Переводы по части изящной словесности, отдельно вышедшие в прошлом году, не нужно пересчитывать; был один, но который стоит множества. Мы говорим о большом предприятии – перевести всего Вальтера Скотта. Доселе вышли два; романа – «Квентин Дорвард», «Антикварий», и на-днях поступит в продажу третий – «Айвенго». Перевод и издание достойны подлинника.

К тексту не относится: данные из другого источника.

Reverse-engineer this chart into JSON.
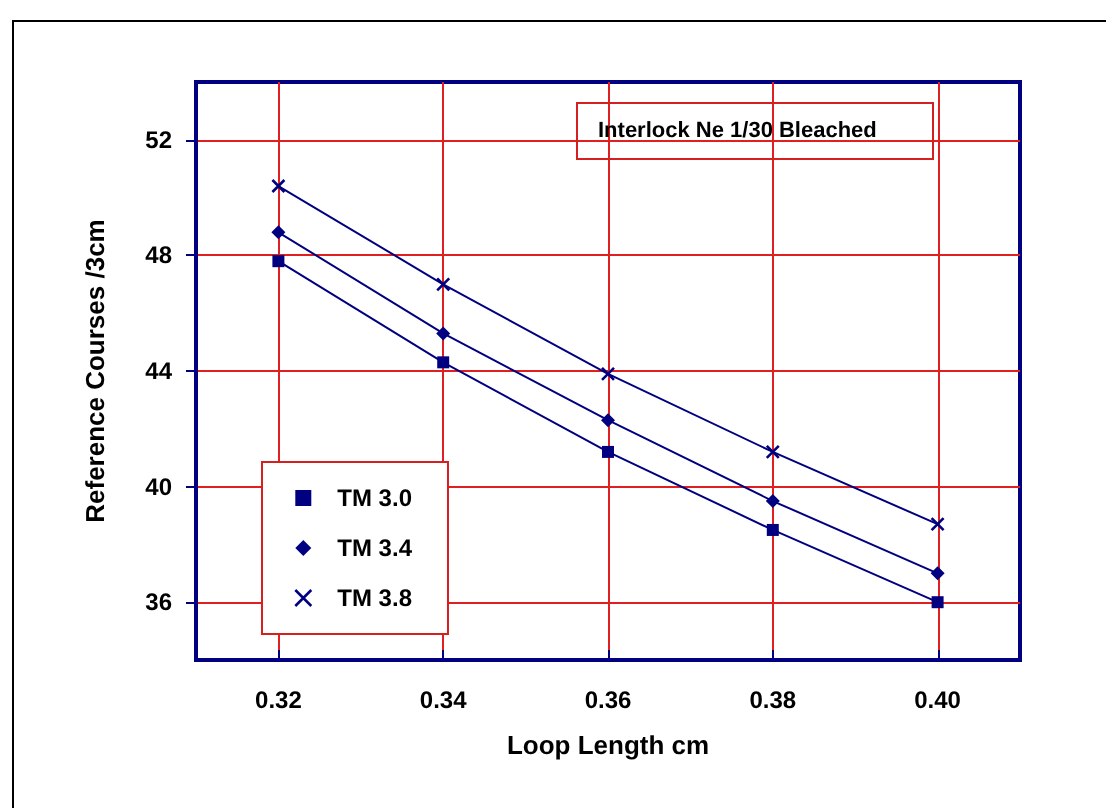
{
  "chart_data": {
    "type": "line",
    "title": "Interlock Ne 1/30 Bleached",
    "xlabel": "Loop Length cm",
    "ylabel": "Reference Courses /3cm",
    "x": [
      0.32,
      0.34,
      0.36,
      0.38,
      0.4
    ],
    "series": [
      {
        "name": "TM 3.0",
        "color": "#000080",
        "marker": "square",
        "values": [
          47.8,
          44.3,
          41.2,
          38.5,
          36.0
        ]
      },
      {
        "name": "TM 3.4",
        "color": "#000080",
        "marker": "diamond",
        "values": [
          48.8,
          45.3,
          42.3,
          39.5,
          37.0
        ]
      },
      {
        "name": "TM 3.8",
        "color": "#000080",
        "marker": "cross",
        "values": [
          50.4,
          47.0,
          43.9,
          41.2,
          38.7
        ]
      }
    ],
    "xlim": [
      0.31,
      0.41
    ],
    "xticks": [
      0.32,
      0.34,
      0.36,
      {
        "value": 0.38,
        "label": "0.38"
      },
      {
        "value": 0.4,
        "label": "0.40"
      }
    ],
    "ylim": [
      34,
      54
    ],
    "yticks": [
      36,
      40,
      44,
      48,
      52
    ],
    "grid": true,
    "legend": "bottom left",
    "line_style": "solid"
  }
}
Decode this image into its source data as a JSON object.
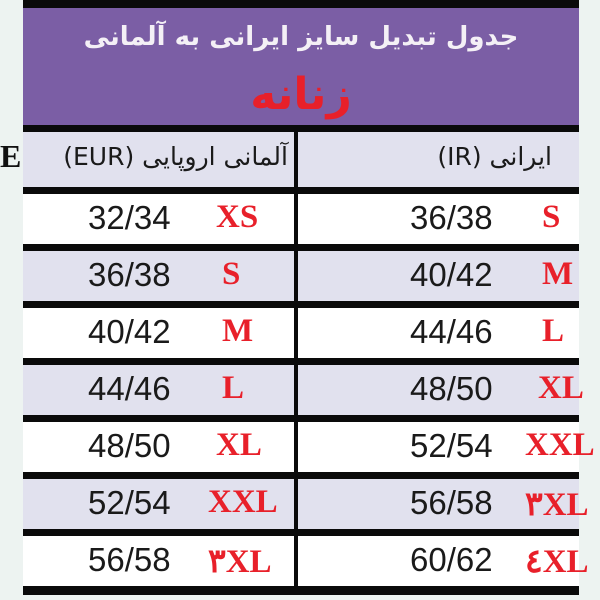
{
  "title": "جدول تبدیل سایز ایرانی به آلمانی",
  "subtitle": "زنانه",
  "headers": {
    "left": "آلمانی اروپایی (EUR)",
    "left_overflow": "E",
    "right": "ایرانی (IR)"
  },
  "colors": {
    "banner": "#7b5ea5",
    "accent_red": "#e8202a",
    "alt_row": "#e1e1ee"
  },
  "rows": [
    {
      "eur_size": "32/34",
      "eur_label": "XS",
      "ir_size": "36/38",
      "ir_label": "S"
    },
    {
      "eur_size": "36/38",
      "eur_label": "S",
      "ir_size": "40/42",
      "ir_label": "M"
    },
    {
      "eur_size": "40/42",
      "eur_label": "M",
      "ir_size": "44/46",
      "ir_label": "L"
    },
    {
      "eur_size": "44/46",
      "eur_label": "L",
      "ir_size": "48/50",
      "ir_label": "XL"
    },
    {
      "eur_size": "48/50",
      "eur_label": "XL",
      "ir_size": "52/54",
      "ir_label": "XXL"
    },
    {
      "eur_size": "52/54",
      "eur_label": "XXL",
      "ir_size": "56/58",
      "ir_label": "٣XL"
    },
    {
      "eur_size": "56/58",
      "eur_label": "٣XL",
      "ir_size": "60/62",
      "ir_label": "٤XL"
    }
  ]
}
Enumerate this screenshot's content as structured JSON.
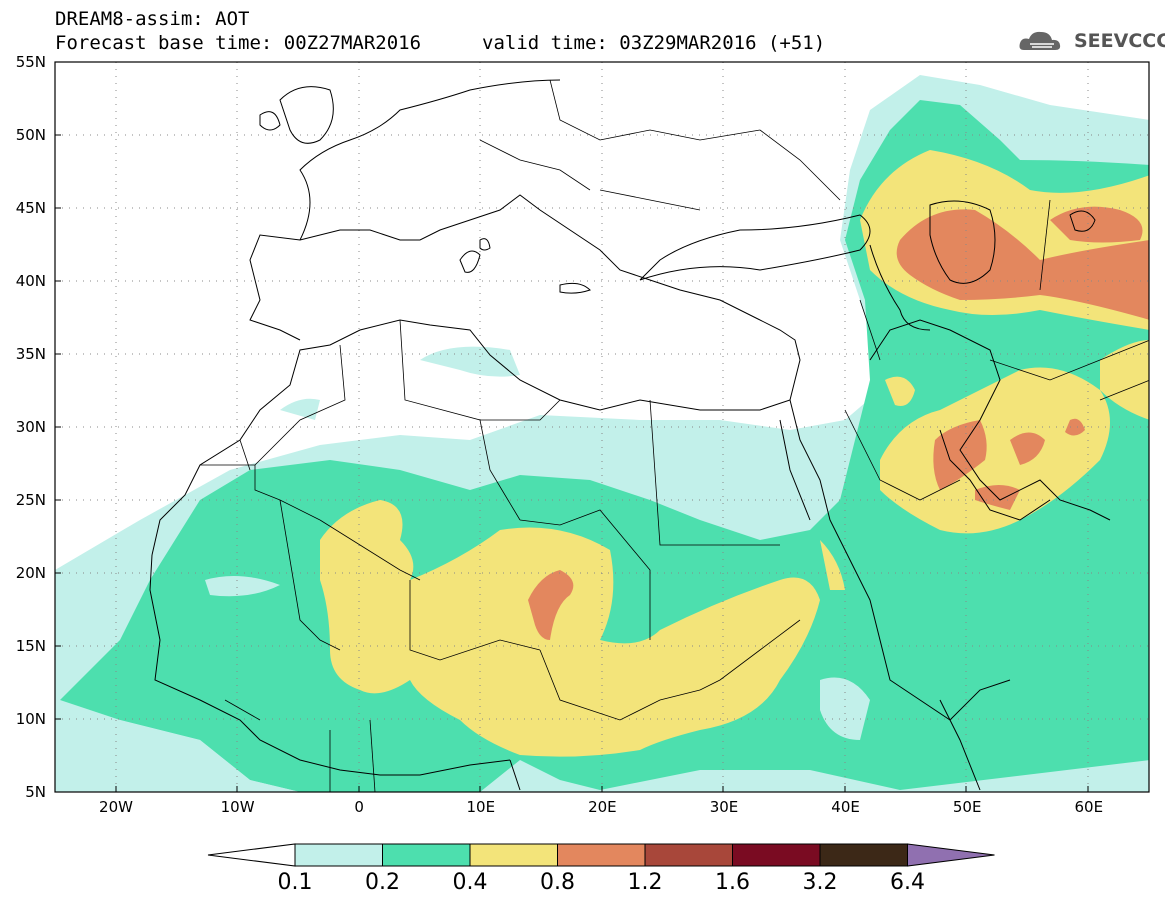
{
  "header": {
    "model": "DREAM8-assim: AOT",
    "base_time": "Forecast base time: 00Z27MAR2016",
    "valid_time": "valid time: 03Z29MAR2016 (+51)",
    "logo_text": "SEEVCCC",
    "logo_icon": "cloud-icon"
  },
  "map": {
    "lat_range": [
      5,
      55
    ],
    "lon_range": [
      -25,
      65
    ],
    "lat_labels": [
      "55N",
      "50N",
      "45N",
      "40N",
      "35N",
      "30N",
      "25N",
      "20N",
      "15N",
      "10N",
      "5N"
    ],
    "lon_labels": [
      "20W",
      "10W",
      "0",
      "10E",
      "20E",
      "30E",
      "40E",
      "50E",
      "60E"
    ],
    "grid": "dotted"
  },
  "legend": {
    "levels": [
      "0.1",
      "0.2",
      "0.4",
      "0.8",
      "1.2",
      "1.6",
      "3.2",
      "6.4"
    ],
    "colors": [
      "#c2f0ea",
      "#4ddfae",
      "#f3e47a",
      "#e3875e",
      "#a8473a",
      "#7a0b22",
      "#3c2817",
      "#9070b0"
    ],
    "extend": "both"
  }
}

Теперь перейдем к замечательнейшим произведениям по части изящной литературы, являвшимся в журналах. Стихов теперь вообще мало печатается в журналах. Жалеть или радоваться? – Нам кажется, что это очень приятное явление. Писать стихи, даже порядочные, в наше время ничего не стоит, и в этом отношении «поэтов» у нас несметные легионы – тьмы тем. Но – увы! – их уже не печатают или мало печатают, потому что не читают. Дева просто, потом № 1, неземная дева, № 2, луна, ночь, уныние, разочарование, цыганка, шампанское, лень, похмелье, разгулье, отчаяние, горе, страдание, дружба, игры, любовь, слава, мечта, – все это до того уже перепето на разные голоса, что, наконец, надоело всем смертельно. Нужно что-нибудь новое, но новое открывает гений, а в настоящую минуту у нас, увы! не имеется в наличности ни одного гениального поэта.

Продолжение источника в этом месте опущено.